The co-ordinates for Sculptor’s Cave on the OS map are NJ 1750 7072.
Arriving at the cave
Once you arrive at the cave you will see two entrances. One entrance has been boarded up. Perhaps to protect the Pictish Carvings. Historic Environment Scotland has put up an information board showing what the Pictish carvings on the cave walls look like. Many of these can be located near the entrances.
The inside of the cave is large with a lot of natural light. However, it’s still a good idea to bring a torch to help find the carvings on the walls. We loved exploring the cave walls and all its nooks and crannies. There is a mini shrine towards the back of the cave where people have left a variety of items. Perhaps a modern-day homage to its history. The cave entrance offers a spectacular frame looking out to the Moray Coast. This provides the opportunity for a great photograph.

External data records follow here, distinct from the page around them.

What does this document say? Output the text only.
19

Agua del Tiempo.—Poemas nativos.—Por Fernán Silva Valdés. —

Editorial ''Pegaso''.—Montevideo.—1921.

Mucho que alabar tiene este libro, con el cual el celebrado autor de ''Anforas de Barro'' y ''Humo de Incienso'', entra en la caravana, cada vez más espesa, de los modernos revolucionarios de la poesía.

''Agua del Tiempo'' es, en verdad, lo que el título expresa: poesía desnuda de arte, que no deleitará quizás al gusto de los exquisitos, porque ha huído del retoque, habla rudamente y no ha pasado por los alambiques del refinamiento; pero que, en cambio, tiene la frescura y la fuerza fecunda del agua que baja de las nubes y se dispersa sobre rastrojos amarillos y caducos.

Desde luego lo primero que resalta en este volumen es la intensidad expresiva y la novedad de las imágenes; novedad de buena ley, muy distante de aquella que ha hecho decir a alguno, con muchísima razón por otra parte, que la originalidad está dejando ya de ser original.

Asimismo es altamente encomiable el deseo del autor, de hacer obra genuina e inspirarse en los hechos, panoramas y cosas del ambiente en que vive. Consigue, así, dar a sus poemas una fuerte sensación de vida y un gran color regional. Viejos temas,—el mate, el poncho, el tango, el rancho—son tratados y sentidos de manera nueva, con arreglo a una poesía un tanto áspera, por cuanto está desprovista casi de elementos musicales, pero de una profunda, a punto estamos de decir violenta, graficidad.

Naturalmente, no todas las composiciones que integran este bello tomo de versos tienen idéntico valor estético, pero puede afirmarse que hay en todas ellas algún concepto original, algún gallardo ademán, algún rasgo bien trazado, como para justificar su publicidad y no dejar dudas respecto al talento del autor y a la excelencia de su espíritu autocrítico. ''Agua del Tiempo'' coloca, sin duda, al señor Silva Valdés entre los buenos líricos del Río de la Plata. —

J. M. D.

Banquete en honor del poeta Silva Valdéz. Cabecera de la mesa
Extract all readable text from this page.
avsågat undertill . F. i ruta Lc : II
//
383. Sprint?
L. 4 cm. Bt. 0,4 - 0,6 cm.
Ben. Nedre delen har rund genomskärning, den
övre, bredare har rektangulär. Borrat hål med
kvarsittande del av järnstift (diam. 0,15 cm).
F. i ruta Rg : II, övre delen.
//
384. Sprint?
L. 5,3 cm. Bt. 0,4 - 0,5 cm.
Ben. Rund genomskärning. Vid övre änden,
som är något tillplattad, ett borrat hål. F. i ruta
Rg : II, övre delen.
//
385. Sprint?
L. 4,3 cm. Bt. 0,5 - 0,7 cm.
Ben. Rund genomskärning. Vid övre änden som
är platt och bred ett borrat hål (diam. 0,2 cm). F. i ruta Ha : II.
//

Extending the walk to Clashach Cove
If you would like to extend your walk you can return to the coastal path up the rope and continue along the path until you reach Clashach Cove. A path to the right will take you down to this beautiful beach. There is a steep option and a more gradual descent to reach the sandy bay below. Sea arches, caves and stunning rock formations flank either side of Clashash Cove.
There is a flat grassy area behind the sand that would be perfect for camping. The calmness of the water also makes this a great spot for swimming, kayaking and paddle-boarding. If you have the time, I would definitely add this onto your walk. There are also some fossilised dinosaur prints available to see nearby at the entrance of Clashash Quarry. Unfortunately, the weather has begun to wear away these amazing fossils, but they are still well worth a visit!
This area of Scotland is just spoiled for choice with beautiful beaches and before we returned to our car, we veered off to the left to have a look at Covesea beach (situated close to the carpark). After seeing the spectacular beach stretch before us we decided to go for a paddle! The beach boasts 4km of beautiful white sand and eventually leads onto Lossiemouth West beach. There are several rock pools, a lighthouse, and more caves to explore. Along with Clashach Cove this is my favourite beach on the Moray coast.
What started as a day out to find and explore Sculptors cave turned into so much more for us. Finding the cave is an adventure in itself. However, when you do reach it you will be blown away by its history, intrigue and beauty. We weren’t prepared for was how beautiful this entire section of coast is. Stunning cliff edges, caves, rock formations and beautiful sandy beaches made this a very difficult place to leave. We will definitely be back.
We recommend visiting this enchanting cave and taking in all the beautiful surrounding coastline while you do so!